Richard F. Snow’s delightful article on Yorktown ("History Happened Here") in the September/October 1989 issue evoked memories. Our family “did” Williamsburg, Jamestown, and Yorktown in 1963, when our son and daughter were ages twelve and nine.

Our Yorktown visit in early autumn, after the elegance of Williamsburg, had a rural, isolated feeling as we discussed the American army’s victory. We too drove down a sunny, deserted road and spontaneously broke into applause as a glorious deer bounded across the path of our car.

We’ve never forgotten that moment nor felt so a part of a moment in history, though not a cannon thundered.

Having grown up in a small house opposite the War Office on Lebanon Green I wish to thank the writer and editors for the article “Revolutionary Village” (April). I have always been interested in the history of our town and I am glad to see Lebanon finally recognized for the importance of its Revolutionary War efforts in a national magazine such as yours.

Lebanon played an important part in our country’s history, and even if no one other than the historians and a few town residents knows it, the past is there tucked away in the trees that still stand and the unmowed grass along the green. As Jonathan Trumbull remarked to his son and repeated in your article, “Connecticut is not Athens.” I have been to Athens and he was correct—there is no place like home.

The first issue of American Heritage, in December 1954, contained an appropriately Christmasy article called “Holiday Time at the Old Country Store.” It was written by Gerald Carson, and it was the first of twenty-seven articles Gerry wrote for us over the years, making him our most frequent contributor except for columnists and staff members. He also served on our Advisory Board from 1964 to 1976 and in 1989.

Gerry died suddenly of a heart attack on Monday, December 4, 1989, at the age of ninety. He never stopped writing and had just completed an article the day before he died.

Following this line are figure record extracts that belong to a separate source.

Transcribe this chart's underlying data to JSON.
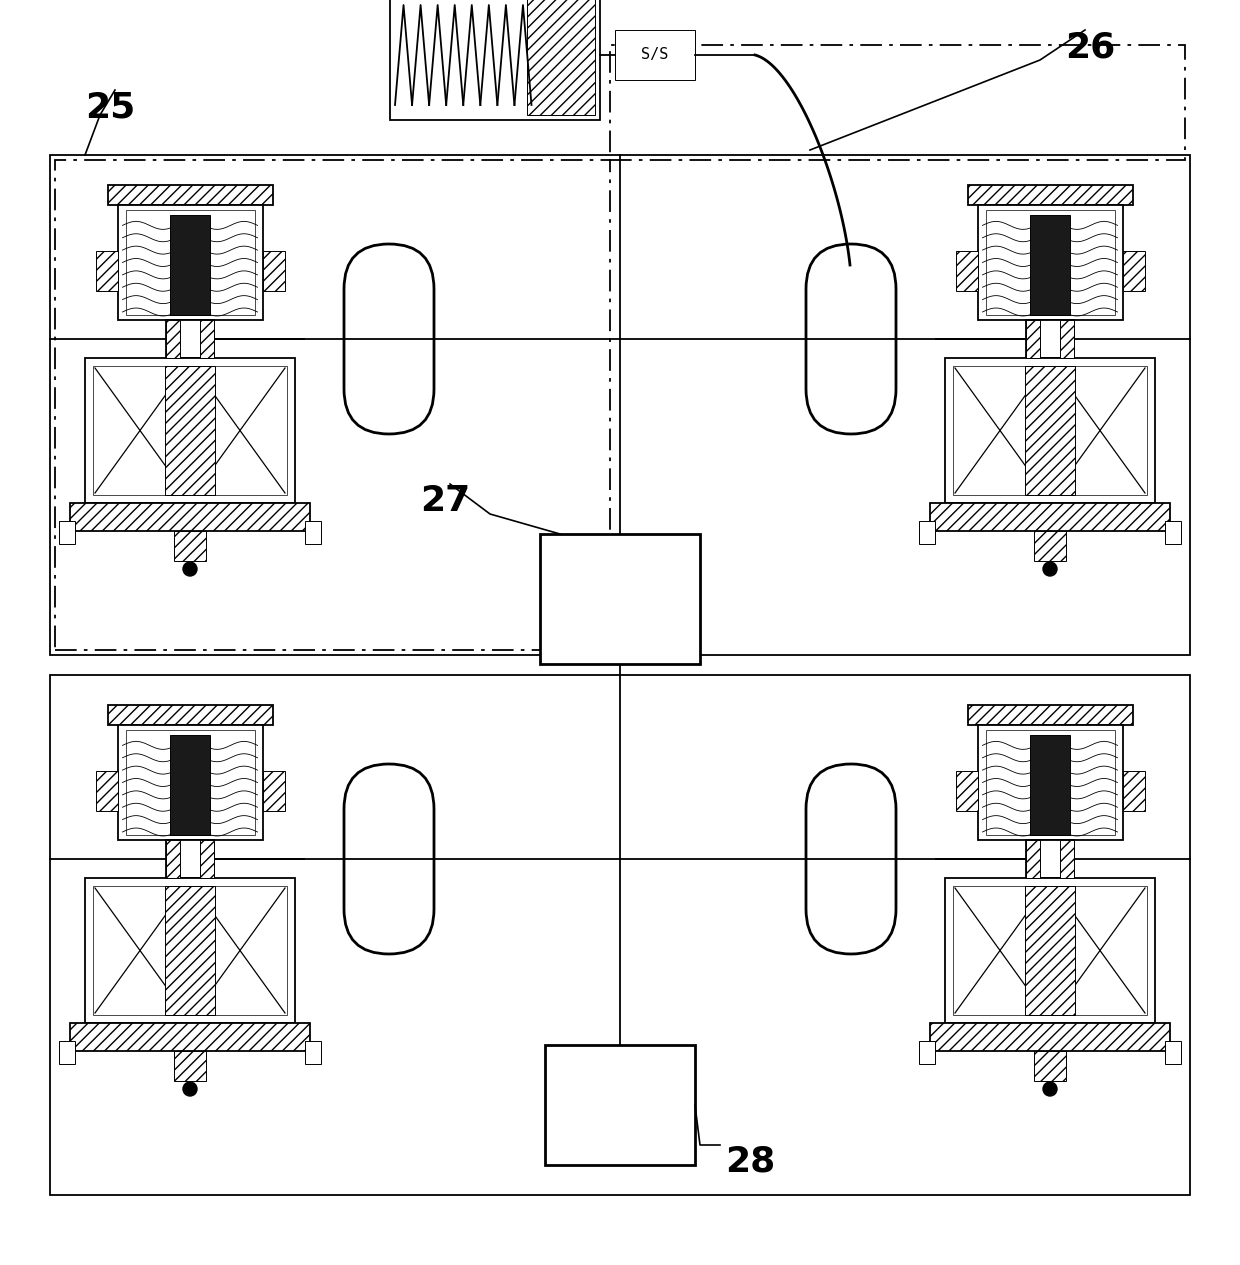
{
  "bg_color": "#ffffff",
  "line_color": "#000000",
  "label_25": "25",
  "label_26": "26",
  "label_27": "27",
  "label_28": "28",
  "sis_label": "S/S",
  "figsize": [
    12.4,
    12.65
  ],
  "dpi": 100,
  "lw_thin": 0.7,
  "lw_med": 1.3,
  "lw_thick": 2.0,
  "lw_ultra": 2.8
}
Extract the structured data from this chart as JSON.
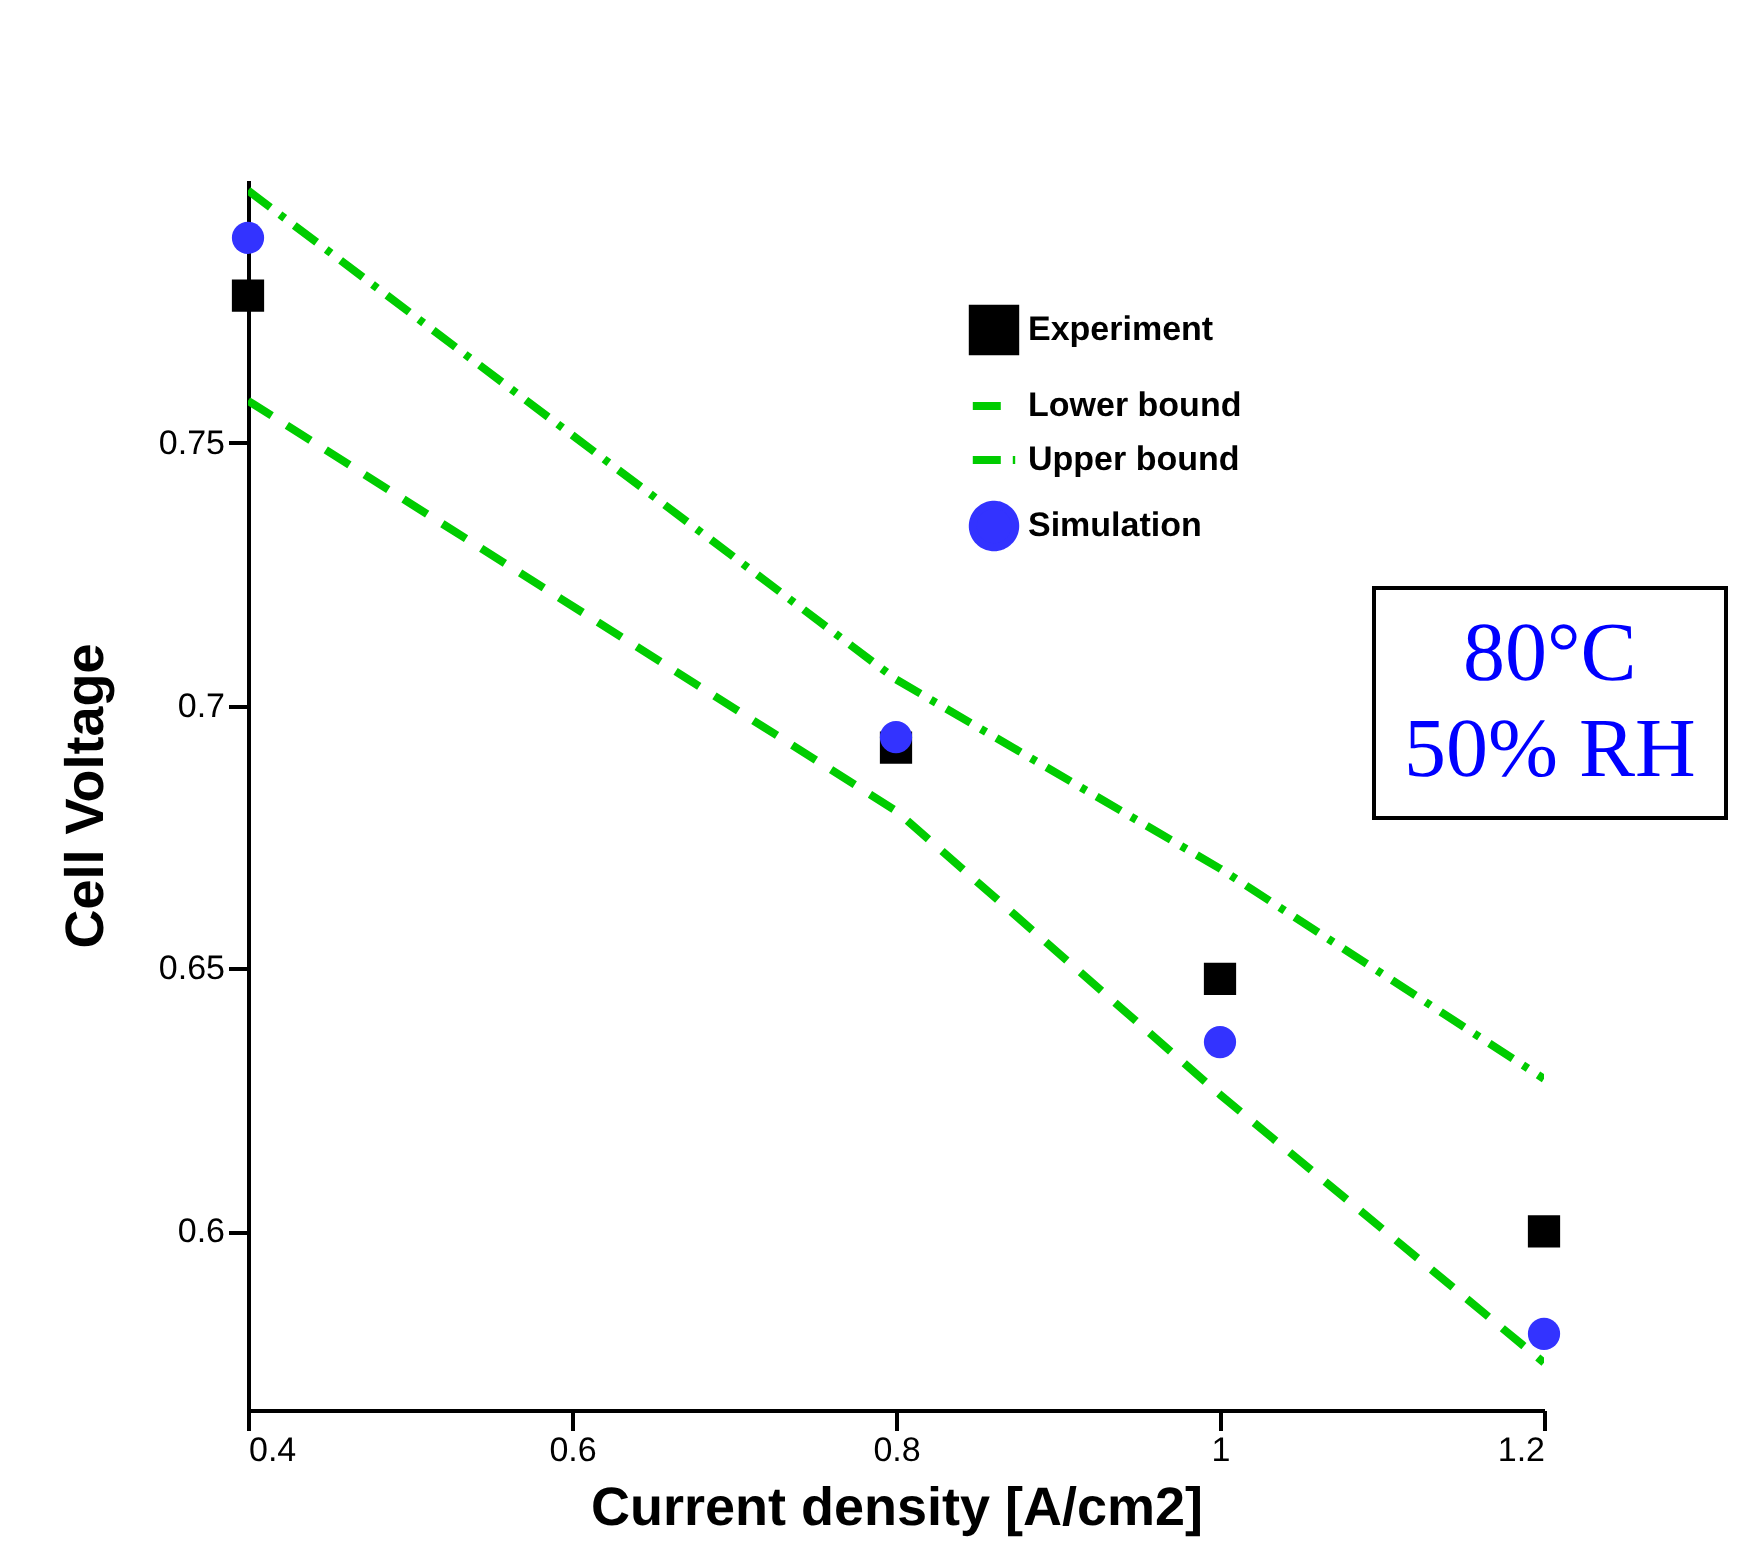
{
  "chart_data": {
    "type": "scatter",
    "xlabel": "Current density [A/cm2]",
    "ylabel": "Cell Voltage",
    "x": [
      0.4,
      0.8,
      1.0,
      1.2
    ],
    "xlim": [
      0.4,
      1.2
    ],
    "xticks": [
      0.4,
      0.6,
      0.8,
      1,
      1.2
    ],
    "ylim": [
      0.566,
      0.8
    ],
    "yticks": [
      0.6,
      0.65,
      0.7,
      0.75
    ],
    "grid": false,
    "legend": "top right",
    "series": [
      {
        "name": "Experiment",
        "marker": "square",
        "color": "#000000",
        "values": [
          0.778,
          0.692,
          0.648,
          0.6
        ]
      },
      {
        "name": "Lower bound",
        "type": "line",
        "line_style": "dashed",
        "color": "#00cc00",
        "values": [
          0.758,
          0.68,
          0.626,
          0.575
        ]
      },
      {
        "name": "Upper bound",
        "type": "line",
        "line_style": "dashdot",
        "color": "#00cc00",
        "values": [
          0.798,
          0.705,
          0.669,
          0.629
        ]
      },
      {
        "name": "Simulation",
        "marker": "circle",
        "color": "#3333ff",
        "values": [
          0.789,
          0.694,
          0.636,
          0.5805
        ]
      }
    ],
    "annotations": [
      "80°C",
      "50% RH"
    ]
  }
}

I was surprised and incensed when I read the November 1989 issue of American Heritage. Judging from its name and self-proclaimed prestige, I expected AH to be a conservative source of American history. Instead the cover read “Must All Our Presidents Act Like John Wayne? (The Wimp Factor in U.S. History)” and the article by Bruce Curtis was demeaning to John Wayne and some of our history’s greatest Presidents. As a captain in the Marine Corps reserve, a small businessman, and an outdoorsman, I am not ashamed to admit that I hold John Wayne in high esteem, as does Ronald Reagan. As a student of history, I also believe Teddy Roosevelt’s concern on feminism to be valid, and not the result of personal insecurity as Curtis implies.

Masculinity is a part of man’s nature and is the driving force that led him to leave the caves of the forest and become the master of his own destiny (God willing, of course). To suppress masculinity will inhibit man and adversely affect further democratic social progress. As civilized man is further emasculated, he will become easy prey to the barbarians waiting to conquer.